The case she was referring to is that of Father Eduardo Lorenzo, who committed suicide in 2019 after being accused of committing at least five instances of child sexual abuse. His death came the day after a judge ruled that he would be sent to prison.
According to Doyle, Fernández publicly defended Lorenzo after a complaint against the priest from 2008 resurfaced in February 2019, publishing articles by Lorenzo on the La Plata archdiocesan website in which he denied the allegations, calling them slanderous.
Doyle said Fernández also traveled to Lorenzo’s parish to concelebrate Mass with him and that he kept Lorenzo in his parish even after more victims came forward, while offering a soft caution not to travel or spend time alone with minors.
Lorenzo was finally removed in October 2019 as the civil case against him moved forward, and a warrant was issued for his arrest in December of that year.
After Lorenzo killed himself, Doyle said Fernández released a statement acknowledging the “enormous tension and suffering” that Lorenzo had endured, but said nothing to the alleged victims other than ensuring his prayers for “those who may have been offended or affected” by the charges against the priest.
“For his handling of this case, Fernández should have been investigated, not promoted to one of the highest posts in the global church,” Doyle said, saying, “Nothing about his performance suggests he is fit to lead the pope’s battle against abuse and cover-up.”
In a statement to the Associated Press Monday, Fernández denied the allegations in the Bishop Accountability statement, insisting that he “never” said he didn’t believe the victims in the Lorenzo case, and that he made efforts to ban Lorenzo from contact with minors and to confine him to church facilities.
“When someone files an accusation of this type, in principle they are always believed.
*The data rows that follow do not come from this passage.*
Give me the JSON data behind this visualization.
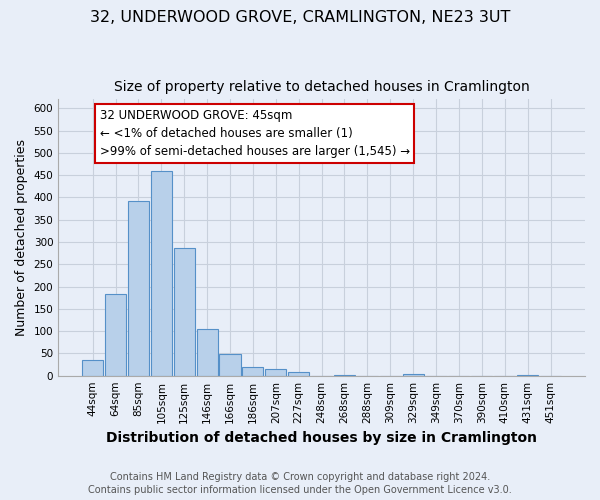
{
  "title": "32, UNDERWOOD GROVE, CRAMLINGTON, NE23 3UT",
  "subtitle": "Size of property relative to detached houses in Cramlington",
  "xlabel": "Distribution of detached houses by size in Cramlington",
  "ylabel": "Number of detached properties",
  "bin_labels": [
    "44sqm",
    "64sqm",
    "85sqm",
    "105sqm",
    "125sqm",
    "146sqm",
    "166sqm",
    "186sqm",
    "207sqm",
    "227sqm",
    "248sqm",
    "268sqm",
    "288sqm",
    "309sqm",
    "329sqm",
    "349sqm",
    "370sqm",
    "390sqm",
    "410sqm",
    "431sqm",
    "451sqm"
  ],
  "bar_heights": [
    35,
    183,
    393,
    460,
    287,
    105,
    48,
    20,
    15,
    8,
    0,
    2,
    0,
    0,
    3,
    0,
    0,
    0,
    0,
    2,
    0
  ],
  "bar_color": "#b8d0ea",
  "bar_edge_color": "#5590c8",
  "background_color": "#e8eef8",
  "plot_bg_color": "#e8eef8",
  "grid_color": "#c8d0dc",
  "ylim": [
    0,
    620
  ],
  "yticks": [
    0,
    50,
    100,
    150,
    200,
    250,
    300,
    350,
    400,
    450,
    500,
    550,
    600
  ],
  "annotation_box_text1": "32 UNDERWOOD GROVE: 45sqm",
  "annotation_box_text2": "← <1% of detached houses are smaller (1)",
  "annotation_box_text3": ">99% of semi-detached houses are larger (1,545) →",
  "annotation_box_color": "#ffffff",
  "annotation_box_edge_color": "#cc0000",
  "footer_text": "Contains HM Land Registry data © Crown copyright and database right 2024.\nContains public sector information licensed under the Open Government Licence v3.0.",
  "title_fontsize": 11.5,
  "subtitle_fontsize": 10,
  "xlabel_fontsize": 10,
  "ylabel_fontsize": 9,
  "tick_fontsize": 7.5,
  "footer_fontsize": 7,
  "annot_fontsize": 8.5
}
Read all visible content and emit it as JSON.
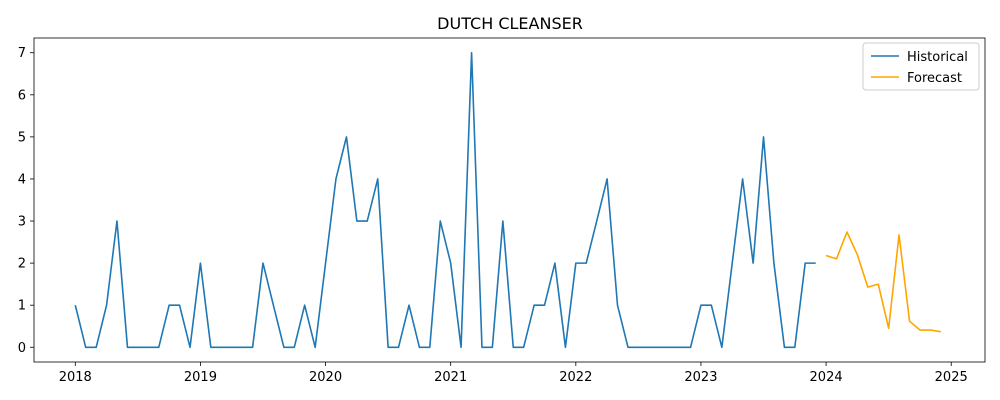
{
  "chart_data": {
    "type": "line",
    "title": "DUTCH CLEANSER",
    "xlabel": "",
    "ylabel": "",
    "xlim": [
      2017.67,
      2025.27
    ],
    "ylim": [
      -0.35,
      7.35
    ],
    "x_ticks": [
      2018,
      2019,
      2020,
      2021,
      2022,
      2023,
      2024,
      2025
    ],
    "x_tick_labels": [
      "2018",
      "2019",
      "2020",
      "2021",
      "2022",
      "2023",
      "2024",
      "2025"
    ],
    "y_ticks": [
      0,
      1,
      2,
      3,
      4,
      5,
      6,
      7
    ],
    "y_tick_labels": [
      "0",
      "1",
      "2",
      "3",
      "4",
      "5",
      "6",
      "7"
    ],
    "grid": false,
    "legend_position": "top-right",
    "colors": {
      "Historical": "#1f77b4",
      "Forecast": "#ffa500"
    },
    "series": [
      {
        "name": "Historical",
        "x": [
          2018.0,
          2018.083,
          2018.167,
          2018.25,
          2018.333,
          2018.417,
          2018.5,
          2018.583,
          2018.667,
          2018.75,
          2018.833,
          2018.917,
          2019.0,
          2019.083,
          2019.167,
          2019.25,
          2019.333,
          2019.417,
          2019.5,
          2019.583,
          2019.667,
          2019.75,
          2019.833,
          2019.917,
          2020.0,
          2020.083,
          2020.167,
          2020.25,
          2020.333,
          2020.417,
          2020.5,
          2020.583,
          2020.667,
          2020.75,
          2020.833,
          2020.917,
          2021.0,
          2021.083,
          2021.167,
          2021.25,
          2021.333,
          2021.417,
          2021.5,
          2021.583,
          2021.667,
          2021.75,
          2021.833,
          2021.917,
          2022.0,
          2022.083,
          2022.167,
          2022.25,
          2022.333,
          2022.417,
          2022.5,
          2022.583,
          2022.667,
          2022.75,
          2022.833,
          2022.917,
          2023.0,
          2023.083,
          2023.167,
          2023.25,
          2023.333,
          2023.417,
          2023.5,
          2023.583,
          2023.667,
          2023.75,
          2023.833,
          2023.917
        ],
        "y": [
          1,
          0,
          0,
          1,
          3,
          0,
          0,
          0,
          0,
          1,
          1,
          0,
          2,
          0,
          0,
          0,
          0,
          0,
          2,
          1,
          0,
          0,
          1,
          0,
          2,
          4,
          5,
          3,
          3,
          4,
          0,
          0,
          1,
          0,
          0,
          3,
          2,
          0,
          7,
          0,
          0,
          3,
          0,
          0,
          1,
          1,
          2,
          0,
          2,
          2,
          3,
          4,
          1,
          0,
          0,
          0,
          0,
          0,
          0,
          0,
          1,
          1,
          0,
          2,
          4,
          2,
          5,
          2,
          0,
          0,
          2,
          2
        ]
      },
      {
        "name": "Forecast",
        "x": [
          2024.0,
          2024.083,
          2024.167,
          2024.25,
          2024.333,
          2024.417,
          2024.5,
          2024.583,
          2024.667,
          2024.75,
          2024.833,
          2024.917
        ],
        "y": [
          2.18,
          2.1,
          2.74,
          2.2,
          1.43,
          1.5,
          0.45,
          2.67,
          0.62,
          0.41,
          0.41,
          0.37
        ]
      }
    ]
  }
}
But an investigation is also needed and to follow the due process established in the law,” Fernández said, saying the Argentine justice system in 2019 ordered preventative detention for the priest, who likely would have faced a criminal trial had he not committed suicide.
In February 2020, another priest from La Plata, former Father Roberto Juan Yannuzzi, was dismissed from the clerical state after being found guilty of sexual misconduct with adults.
Complaints against the priest had been made by members of the Miles Christi institute Yannuzzi founded in 1994, and were submitted to the DDF by Fernández a year before the priest was removed, suggesting that, in this case, he followed current Vatican protocol.
Among those handling abuse cases within the DDF is a special tribunal within the disciplinary section that investigates and rules on abuse cases, as well as the Pontifical Commission for the Protection of Minors, which was formally inserted into the DDF last year as part of the pope’s reform of the Roman Curia, and which operates semi-autonomously in crafting safeguarding guidelines and best-practices for the global Church.